Ein junges Paar wird von einer Ärztin beraten
Kliniken sollten sorgfältig abwägen, ob sie bei einer IVF Zusatzbehandlungen anbieten. | Bild: New Africa / AdobeStock

Um den möglichen Nutzen von zehn häufig angewendeten Zusatzbehandlungen zur künstlichen Befruchtung zu untersuchen, analysierte ein Forschungsteam um Dr. Sarah Lensen vom Royal Women’s Hospital der University of Melbourne 85 Studien.

Die darin analysierten Add-ons zur In-vitro-Fertilisation (IVF) umfassten unter anderem Akupunktur, die Gabe von Corticosteroiden und Endometrial Scratching.

Viele Paare wählen solche ergänzenden Verfahren, um die Erfolgsaussichten auf eine Schwangerschaft nach einem IVF-Zyklus zu erhöhen. Die Chancen sind stark altersabhängig und werden insgesamt auf etwa 25 bis 40 Prozent geschätzt.  

IVF: Nutzen der meisten Zusatzbehandlungen nicht belegbar

„Unser Review zeigte, dass für die meisten Zusatzbehandlungen keine belastbare Evidenz für einen Nutzen vorliegt“, fasst Lensen die Ergebnisse zusammen.

Dabei hatten die Forscher bereits im Vorhinein von 157 potenziell geeigneten Studien 72 ausgeschlossen, weil erhebliche Zweifel an ihrer wissenschaftlichen Verlässlichkeit bestanden.

Nach Analyse der verbliebenen 85 Studien sei die Evidenzlage für einen möglichen Nutzen von Akupunktur, Corticosteroiden, Endometrial-Receptivity-Array(ERA)-Test, Präimplantationstests auf Aneuploidien (PGT-A), Intralipidinfusionen und Anwendungen von plättchenreichem Plasma (PRP) immer noch unzureichend.

IVF: Geringe Evidenz für drei Zusatzbehandlungen

Hinweise auf eine potenziell unterstützende Wirkung fanden sich lediglich für die folgenden drei Verfahren:

Endometrial Scratching, also das gezielte Anritzen der Gebärmutterschleimhaut vor dem Embryotransfer, war mit einer um 20 Prozent erhöhten Wahrscheinlichkeit für Schwangerschaft und Lebendgeburt assoziiert.

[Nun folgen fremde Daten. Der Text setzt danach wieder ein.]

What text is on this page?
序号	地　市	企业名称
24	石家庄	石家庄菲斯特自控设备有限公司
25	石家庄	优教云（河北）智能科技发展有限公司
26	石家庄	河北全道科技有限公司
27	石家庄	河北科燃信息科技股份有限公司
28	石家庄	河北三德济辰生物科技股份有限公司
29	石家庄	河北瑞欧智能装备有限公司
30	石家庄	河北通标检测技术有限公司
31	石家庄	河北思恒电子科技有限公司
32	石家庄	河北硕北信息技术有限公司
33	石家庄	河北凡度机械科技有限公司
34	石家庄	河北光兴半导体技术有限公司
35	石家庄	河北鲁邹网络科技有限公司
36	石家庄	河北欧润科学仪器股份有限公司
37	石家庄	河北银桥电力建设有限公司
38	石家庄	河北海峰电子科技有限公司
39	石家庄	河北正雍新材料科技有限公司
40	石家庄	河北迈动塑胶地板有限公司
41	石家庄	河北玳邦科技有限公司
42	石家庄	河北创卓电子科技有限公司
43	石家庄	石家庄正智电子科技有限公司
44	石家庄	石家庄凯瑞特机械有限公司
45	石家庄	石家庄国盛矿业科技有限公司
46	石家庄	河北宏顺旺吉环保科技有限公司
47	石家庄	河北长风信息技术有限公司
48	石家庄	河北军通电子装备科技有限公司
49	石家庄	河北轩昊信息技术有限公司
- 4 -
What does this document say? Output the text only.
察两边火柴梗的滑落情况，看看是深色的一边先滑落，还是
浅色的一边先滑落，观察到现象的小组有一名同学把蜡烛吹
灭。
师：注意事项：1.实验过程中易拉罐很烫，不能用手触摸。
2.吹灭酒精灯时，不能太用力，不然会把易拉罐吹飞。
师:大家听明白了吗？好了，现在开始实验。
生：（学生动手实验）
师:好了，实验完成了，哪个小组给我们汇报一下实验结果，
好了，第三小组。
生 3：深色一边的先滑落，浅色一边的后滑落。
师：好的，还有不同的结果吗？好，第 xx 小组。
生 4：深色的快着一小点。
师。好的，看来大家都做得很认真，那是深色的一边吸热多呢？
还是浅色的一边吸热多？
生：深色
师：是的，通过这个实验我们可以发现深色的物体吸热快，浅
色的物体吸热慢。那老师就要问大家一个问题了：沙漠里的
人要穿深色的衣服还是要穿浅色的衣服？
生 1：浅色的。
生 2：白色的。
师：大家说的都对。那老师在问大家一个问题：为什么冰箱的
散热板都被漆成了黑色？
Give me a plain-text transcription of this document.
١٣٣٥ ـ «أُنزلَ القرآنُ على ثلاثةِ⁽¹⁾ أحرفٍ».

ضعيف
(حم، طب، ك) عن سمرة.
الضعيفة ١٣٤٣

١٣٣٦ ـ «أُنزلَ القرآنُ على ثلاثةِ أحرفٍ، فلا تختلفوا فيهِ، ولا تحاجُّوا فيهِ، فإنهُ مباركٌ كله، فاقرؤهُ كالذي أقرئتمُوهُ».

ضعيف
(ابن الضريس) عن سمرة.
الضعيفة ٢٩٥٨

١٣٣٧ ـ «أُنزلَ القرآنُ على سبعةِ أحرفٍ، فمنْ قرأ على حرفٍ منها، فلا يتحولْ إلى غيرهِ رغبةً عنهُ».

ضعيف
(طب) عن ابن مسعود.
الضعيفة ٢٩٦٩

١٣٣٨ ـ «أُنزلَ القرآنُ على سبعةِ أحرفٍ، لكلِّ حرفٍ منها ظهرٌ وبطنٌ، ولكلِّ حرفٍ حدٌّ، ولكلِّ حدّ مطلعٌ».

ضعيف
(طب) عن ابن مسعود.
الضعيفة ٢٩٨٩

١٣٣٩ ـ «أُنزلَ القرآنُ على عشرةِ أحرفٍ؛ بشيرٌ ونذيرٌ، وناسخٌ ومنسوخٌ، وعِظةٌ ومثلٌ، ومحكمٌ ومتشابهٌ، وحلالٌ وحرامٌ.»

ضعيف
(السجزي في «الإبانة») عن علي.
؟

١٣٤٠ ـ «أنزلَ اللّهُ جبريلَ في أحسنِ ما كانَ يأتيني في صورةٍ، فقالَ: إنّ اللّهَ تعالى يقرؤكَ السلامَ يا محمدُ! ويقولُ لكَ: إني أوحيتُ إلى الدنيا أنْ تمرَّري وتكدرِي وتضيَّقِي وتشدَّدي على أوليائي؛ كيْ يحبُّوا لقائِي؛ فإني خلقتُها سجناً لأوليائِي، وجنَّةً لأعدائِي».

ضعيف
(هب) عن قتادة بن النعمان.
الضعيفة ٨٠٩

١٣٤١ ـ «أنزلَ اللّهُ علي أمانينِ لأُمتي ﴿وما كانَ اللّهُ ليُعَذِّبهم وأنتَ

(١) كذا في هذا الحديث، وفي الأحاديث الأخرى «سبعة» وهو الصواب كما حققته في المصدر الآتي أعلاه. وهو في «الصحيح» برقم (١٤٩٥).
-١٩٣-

EmbryoGlue, die Verwendung eines hyaluronsäurehaltigen Embryotransfermediums, war mit höheren Schwangerschaftsraten assoziiert, der tatsächliche Anstieg der Lebendgeburtenrate jedoch statistisch nicht signifikant.

Für die physiologische intrazytoplasmatische Spermieninjektion (PICSI), bei der Spermien anhand ihrer Bindung an Hyaluronsäure ausgewählt werden, zeigte sich eine geringere Fehlgeburtsrate. Ein Anstieg der Lebendgeburten durch diese Zusatzbehandlung konnte dagegen nicht nachgewiesen werden.

IVF: Einsatz von Zusatzbehandlung sorgfältig prüfen

Studienleiterin Lensen betont, dass IVF-Kliniken sorgfältig prüfen sollten, ob sie Zusatzbehandlungen ohne belastbaren Wirksamkeitsnachweis anbieten wollen. Schließlich würden Menschen mit Kinderwunsch häufig schon deren Verfügbarkeit als stillschweigende Bestätigung eines Nutzens interpretieren.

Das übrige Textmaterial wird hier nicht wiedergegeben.